Note: It is also permissible to implement this framework in non-web.

2. Definitions and Terminology

The key words "MUST", "MUST NOT", "REQUIRED", "SHALL", "SHALL NOT", "SHOULD", "SHOULD NOT", "RECOMMENDED", "MAY", and "OPTIONAL" in this document are to be interpreted as described in RFC 2119.

The following definitions are for terms used in the context of this document.

"DMOW": Its full name is "Data Migration on Web",it means data migration based on web.
"Cloud Computing": Cloud computing is a pay-per-use model that provides available, convenient, on-demand network access, the user enters a configurable computing resource sharing pool (resources include network, server, storage, application software, services), these resources can be provided quickly, with little administrative effort or little interaction with service providers.
"Big Data": A collection of data that cannot be captured, managed, and processed using conventional software tools within a certain time frame.

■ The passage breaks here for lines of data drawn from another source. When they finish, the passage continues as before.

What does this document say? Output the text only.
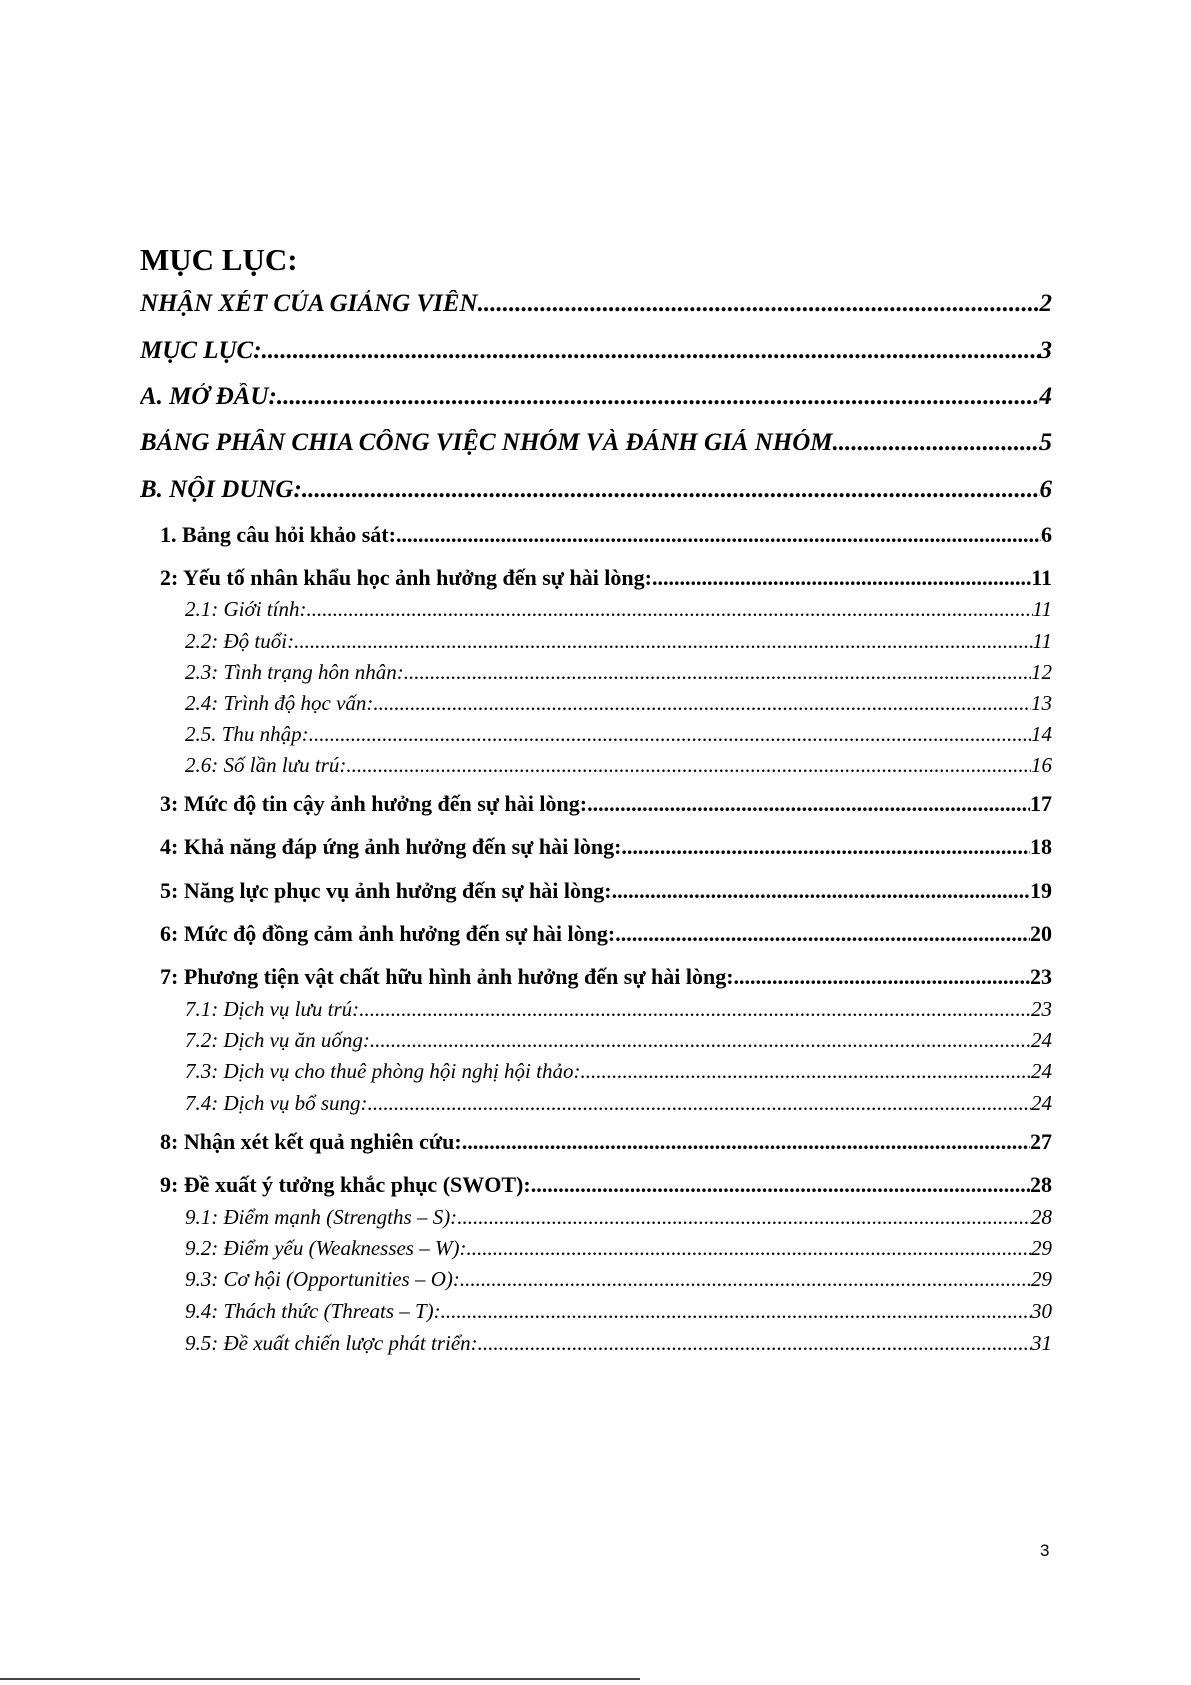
MỤC LỤC:
NHẬN XÉT CỦA GIẢNG VIÊN .....	2
MỤC LỤC: .....	3
A. MỞ ĐẦU: .....	4
BẢNG PHÂN CHIA CÔNG VIỆC NHÓM VÀ ĐÁNH GIÁ NHÓM .....	5
B. NỘI DUNG: .....	6
1. Bảng câu hỏi khảo sát: .....	6
2: Yếu tố nhân khẩu học ảnh hưởng đến sự hài lòng: .....	11
2.1: Giới tính: .....	11
2.2: Độ tuổi: .....	11
2.3: Tình trạng hôn nhân: .....	12
2.4: Trình độ học vấn: .....	13
2.5. Thu nhập: .....	14
2.6: Số lần lưu trú: .....	16
3: Mức độ tin cậy ảnh hưởng đến sự hài lòng: .....	17
4: Khả năng đáp ứng ảnh hưởng đến sự hài lòng: .....	18
5: Năng lực phục vụ ảnh hưởng đến sự hài lòng: .....	19
6: Mức độ đồng cảm ảnh hưởng đến sự hài lòng: .....	20
7: Phương tiện vật chất hữu hình ảnh hưởng đến sự hài lòng: .....	23
7.1: Dịch vụ lưu trú: .....	23
7.2: Dịch vụ ăn uống: .....	24
7.3: Dịch vụ cho thuê phòng hội nghị hội thảo: .....	24
7.4: Dịch vụ bổ sung: .....	24
8: Nhận xét kết quả nghiên cứu: .....	27
9: Đề xuất ý tưởng khắc phục (SWOT): .....	28
9.1: Điểm mạnh (Strengths – S): .....	28
9.2: Điểm yếu (Weaknesses – W): .....	29
9.3: Cơ hội (Opportunities – O): .....	29
9.4: Thách thức (Threats – T): .....	30
9.5: Đề xuất chiến lược phát triển: .....	31
3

That is a massive, high growth rate and diversified information assets that require new processing modes to have stronger decision-making power, insight and process optimization capabilities.
"Data Migration": The data migration described in this document is aimed at the data transfer process between a relational database and a cloud platform.
"Data Storage": Data is recorded in a format on the computer's internal or external storage media.
"Data Cleansing": It is a process of re-examining and verifying data. The purpose is to remove duplicate information, correct existing errors, and provide data consistency.
"Extraction-Transformation-Loading(ETL)": The processing of user database or data warehouse. That is, data is extracted from various data sources, converted into data that meets the needs of the business, and finally loaded into the database.
"Distributed Platform": A software platform that builds data storage, data analysis, and calculations on a cluster of multiple hosts.
"Distributed File System": The physical storage resources managed by the file system are not directly connected to the local node. Instead, they are distributed on a group of machine nodes connected by a high-speed internal network. These machine nodes together form a cluster.
"Distributed Computing": A computer science discipline studies how to divide a problem that requires a very large amount of computing power into many small parts and it is coordinated by many independent computers to get the final result.
"Apache Hadoop": An open source distributed system infrastructure that can be used to develop distributed programs for large data operations and storage.
"Apache HBase": An open source, non-relational, distributed database. Used with the Hadoop framework.
"Apache Hive": It is a data warehouse infrastructure built on Hadoop. It can be used for data extraction-transformation-loading(ETL), it is a mechanism that can store, query, and analyze large-scale data stored in Hadoop.
"HDFS": A Hadoop distributed file system designed to run on general-purpose hardware.
"MapReduce": A programming model for parallel computing of large-scale data sets (greater than 1 TB).
"Spark": It is a fast and versatile computing engine designed for large-scale data processing.
"MongoDB":It is a database based on distributed file storage designed to provide scalable, high-performance data storage solutions for web applications.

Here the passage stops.